Week 36

Describe a friend of yours. A good friend. Guess Who board game Are they honourable? Would they step in and defend an old lady being harassed on a bus? Or are they devious? Slip an extra biscuit out of the tin? Are they lazy? Committed? Name a physical habit of theirs. Is there a phrase they repeat? When they sneeze, do they blast saliva molecules over the surrounding area, or do they pinch their nose and squeak?

In the past I’ve been asked to write yearbook entries for some of my best friends, and come up with nothing. A friend once asked me to write her profile for a dating site, and I was stumped. Did she like museums and walks in the park? I had no idea.

Now describe you. What do you look like? What do you think you look like? What stuff do you like? What’s your favourite... book? Film? What one album reflects everything you are? What three words sum you up? What skills can you bring to the job? Look down at yourself. Your stained shirt. The roll your stomach makes over the top of your trousers. The scar on your left hand. Tell me about yourself. Start with your values. What do you even stand for?

Hard, isn’t it?

It's the same with my characters. I understand them (one started off life based on me), and I need them to do certain things, but I'm not sure I see them for what they are. When I interrogate them for answers as to what happens next, they just look back at me blankly.

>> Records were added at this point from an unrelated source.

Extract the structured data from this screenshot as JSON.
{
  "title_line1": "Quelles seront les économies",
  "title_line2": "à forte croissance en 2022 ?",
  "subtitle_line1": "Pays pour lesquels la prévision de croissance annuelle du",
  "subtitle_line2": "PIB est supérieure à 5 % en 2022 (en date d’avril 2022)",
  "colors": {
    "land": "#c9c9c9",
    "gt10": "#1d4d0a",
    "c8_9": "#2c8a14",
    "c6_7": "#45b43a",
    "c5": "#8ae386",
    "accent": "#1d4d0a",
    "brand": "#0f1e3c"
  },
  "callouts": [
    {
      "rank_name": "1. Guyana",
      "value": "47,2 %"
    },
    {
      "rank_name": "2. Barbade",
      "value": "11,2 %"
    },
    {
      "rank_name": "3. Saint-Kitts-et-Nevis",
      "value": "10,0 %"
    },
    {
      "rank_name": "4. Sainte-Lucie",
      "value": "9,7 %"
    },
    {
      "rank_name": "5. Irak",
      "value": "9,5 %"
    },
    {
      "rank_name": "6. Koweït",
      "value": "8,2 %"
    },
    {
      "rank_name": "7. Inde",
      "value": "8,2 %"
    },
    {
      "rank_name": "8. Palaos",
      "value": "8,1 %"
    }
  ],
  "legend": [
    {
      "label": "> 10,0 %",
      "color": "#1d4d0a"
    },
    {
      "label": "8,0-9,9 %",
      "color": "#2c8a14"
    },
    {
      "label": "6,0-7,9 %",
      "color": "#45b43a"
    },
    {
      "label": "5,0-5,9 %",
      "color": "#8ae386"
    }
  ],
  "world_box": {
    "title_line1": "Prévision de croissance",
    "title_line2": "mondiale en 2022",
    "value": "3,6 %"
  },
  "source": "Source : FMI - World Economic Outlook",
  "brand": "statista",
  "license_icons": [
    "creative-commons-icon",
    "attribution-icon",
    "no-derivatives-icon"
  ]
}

I went to Storywarp last week, and was struck by something someone said in response to a comment made by Rhianna Pratchett, a scriptwriter for video games. They were surprised she'd referred to something called a "blank-slate character" - so important in first-person video games - and did not think something "blank-slate" could be classified as a "character". It was as if characters had to be bundled full of meaning, substance, and, well, characteristics, if they were to exist at all.

My response was immediate; surely blank-slate characters exist. Look at Nicholas Nickleby - wet as all get out. What does he add to the story named after him? Early novels in the Bildungsroman tradition often had a central character who was important not so much for the things he did, but for the things he didn't do, the things that happened to him. Rousseau explains his theories of education deliberately using Emile as a blank slate;Wilhelm Meister walks around eighteenth-century Germany in a kind of daze; and Nick Carraway is a witness only to the enigmatic and absent Gatsby.

Then I stopped being so pretentious and thought, of course there's such a thing as a blank-slate character. You walk around with one all the time. It's you.

Some of my characters are inspired by people I know, and it's hard not to fall in the trap of trying to get that unique and changeable host of characteristics down on paper. This character needs to do xyz, but, he's more complex than that. Or, she wouldn't say that. And that's laudable: people are hard to pin down, they're not stereotypes, not flat and one-dimensional. But holding her tongue because that's in line with her character, so she can mooch about it all night instead, chapters and chapters worth of tedious ramblings, before finally something happens to put her in the same position I needed her to be in 56 pages ago? Booo-ring.

Trying to write so-called "realistic" characters - ones with all the contradictory whims, habits and beliefs of the people you know - is impossible. It gets you nowhere.

Storywarp reminded me that a lot of drama is rooted in character, and that I hadn't been paying enough attention to it. It also showed me that I had to get rid of this notion of doing justice to the complex characters I walk around with, and am, every day.

Character isn't an everyday experience. Characters don't form themselves simply and clearly in our minds. They are a constant fiction, something we have to work at, to make it seem like we are consistent, identifiable, that at any point someone could pick us out of a crowd.

Like every layer of a novel, there's a lot of art that goes into creating character. Each one should not aim to be uniquely identifiable, but do its job, add to the story. Action = character, after all.

Drama, on the other hand, takes not just the script but the perfomance into account. Every actor playing Hamlet has to decide how to play him: as a petulant, spoilt boy, or as a wounded, haunted man. You have to give him an angle. Is Lear sinning or sinned against? The play leaves it open, but every member of the audience goes away with an opinion on way or another.

I've quoted Robert McKee on archetypes before, but it really made me stop and re-read it a few times when I first came across it. Is he really saying that successful characters are archetypal first, and characteristic second? To start with specifics, in McKee's words, is to risk writing "narrow, culture-specific experience" and dress it "in stale, nonspecific generalities" (The Story, p.4).

At first, the advice to write archetypes to avoid stereotypes seems counter-intuitive. But McKee is saying you’ve got to take a real-life character and smooth out its fuzzy lines, harden its edges, fictionalise it. There's no point worrying that Aunt Emily wouldn't go out in such weather - get her out there. What'd change her mind? What'd make her put her dressing gown on and venture outside?

In other words, exaggerate characters. Don't minimise them. It’s the only way to get them moving - you can make it more subtle in the edit.

Word count this week: 6,836* Total word count: 68,871 First draft: 58,855

* Word count is high this week because as well as finishing section three I also planned the next section, tidied up my notes and added some old ideas that still work. THAT'S NOT CHEATING! The first draft is simply catching up with my total word count. Ahem.